Twenty micrograms total protein from cell lysates of both treated and untreated P493 cells were separated on a 10% SDS-polyacrylamide gel. Immunoblots were probed with the 9E10 monoclonal anti-Myc antibody and anti-α-tubulin (CP06, Oncogene Research Products, San Diego, CA).

Real-time RT-PCR

First-strand cDNA was synthesized from 2 μg total RNA using TaqMan reverse transcription reagents (Applied Biosystems, Branchburg, NJ). PCR primers were designed to amplify fragments that span intron/exon boundaries in the human cDNA sequences using the Primer Express software (Applied Biosystems). Real-time PCR was performed in the linear range using the SYBR Green Core Reagents kit on a 7700 Sequence Detection System (Applied Biosystems).

Chromatin immunoprecipitation (ChIP)

The cell line used for all ChIP analyses was the human B-cell line P493 carrying a conditional, tetracycline-regulated c-myc [16]. Cells were grown in RPMI 1640 medium supplemented with 10% fetal bovine serum (FBS) and antibiotics. To repress c-myc expression, cells were exposed to 0.1 μg/ml tetracycline (tet) for 72 hours.
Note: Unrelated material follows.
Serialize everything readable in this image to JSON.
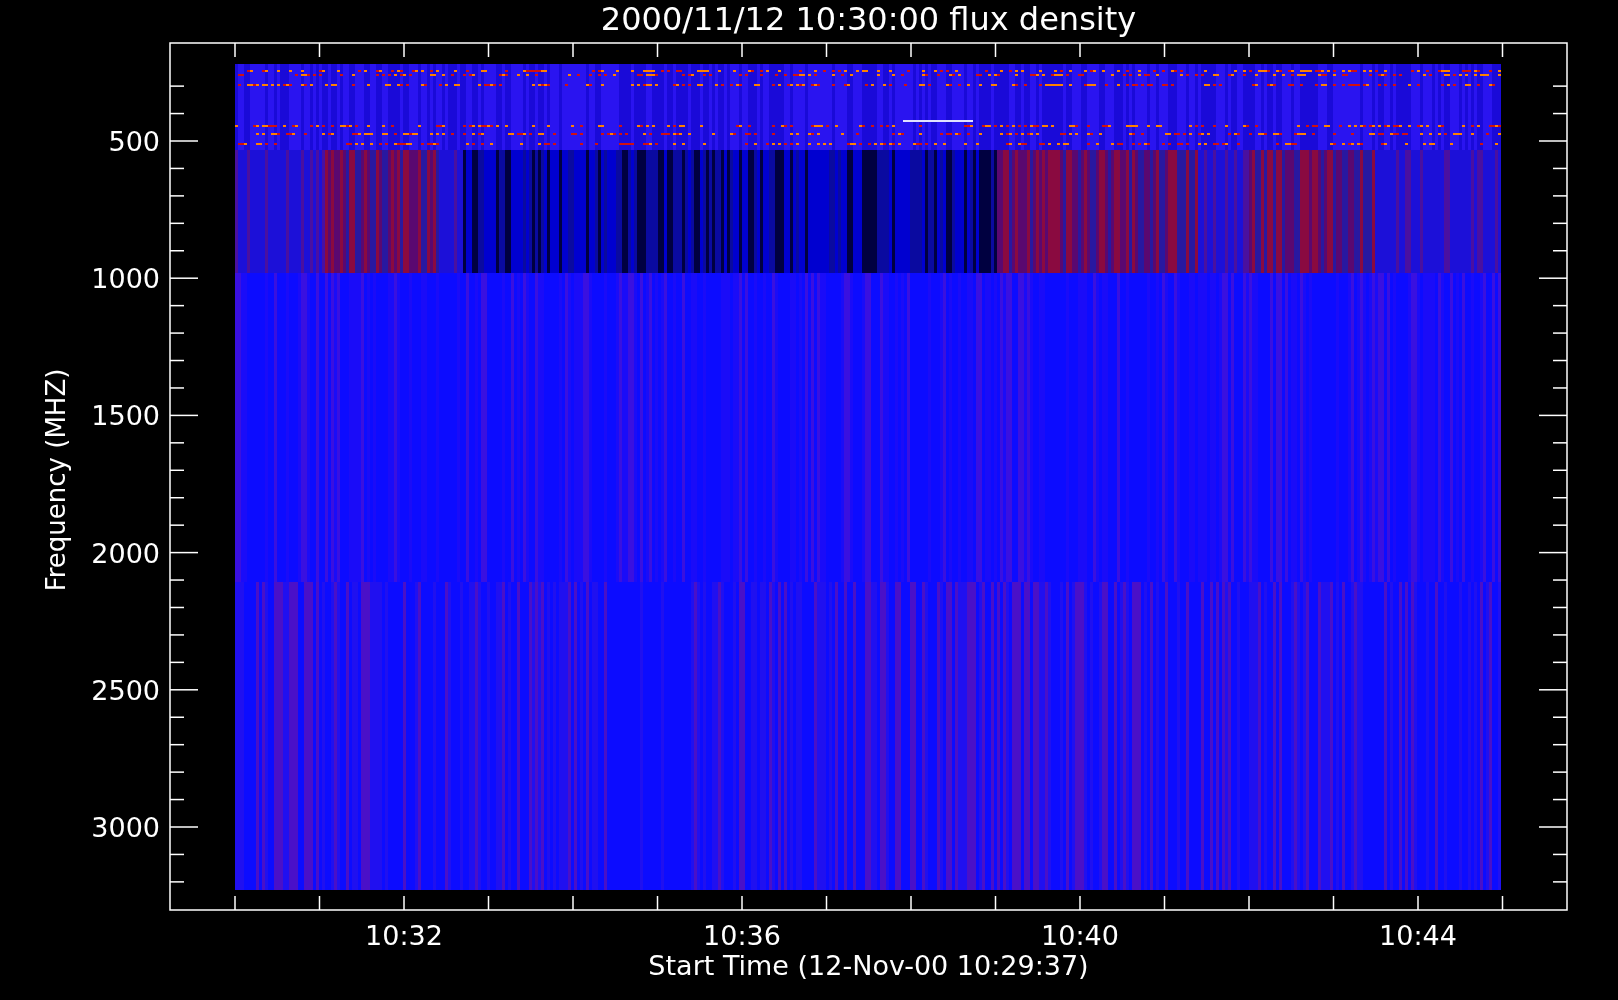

Both untreated and tet-treated P493 cells were formaldehyde cross-linked and chromatin was precipitated as described previously [25]. The rabbit polyclonal c-Myc and HGF antibodies (anti-Myc sc-764 and anti-HGF sc-7949 [Santa Cruz Biotechnology, Inc, Santa Cruz, CA]) were each used to precipitate chromatin from 2 × 107 cells.

Real-time PCR

For real-time PCR, a SYBR green core reagents kit (Applied Biosystems) or the Failsafe Real-time PCR PreMix selection kit (Epicenter, Madison, WI) were utilized. Known quantities of total input DNA were used to generate a standard curve for determining the percentage of total input for each ChIP sample. All amplifications were carried out in the linear range of standard curves.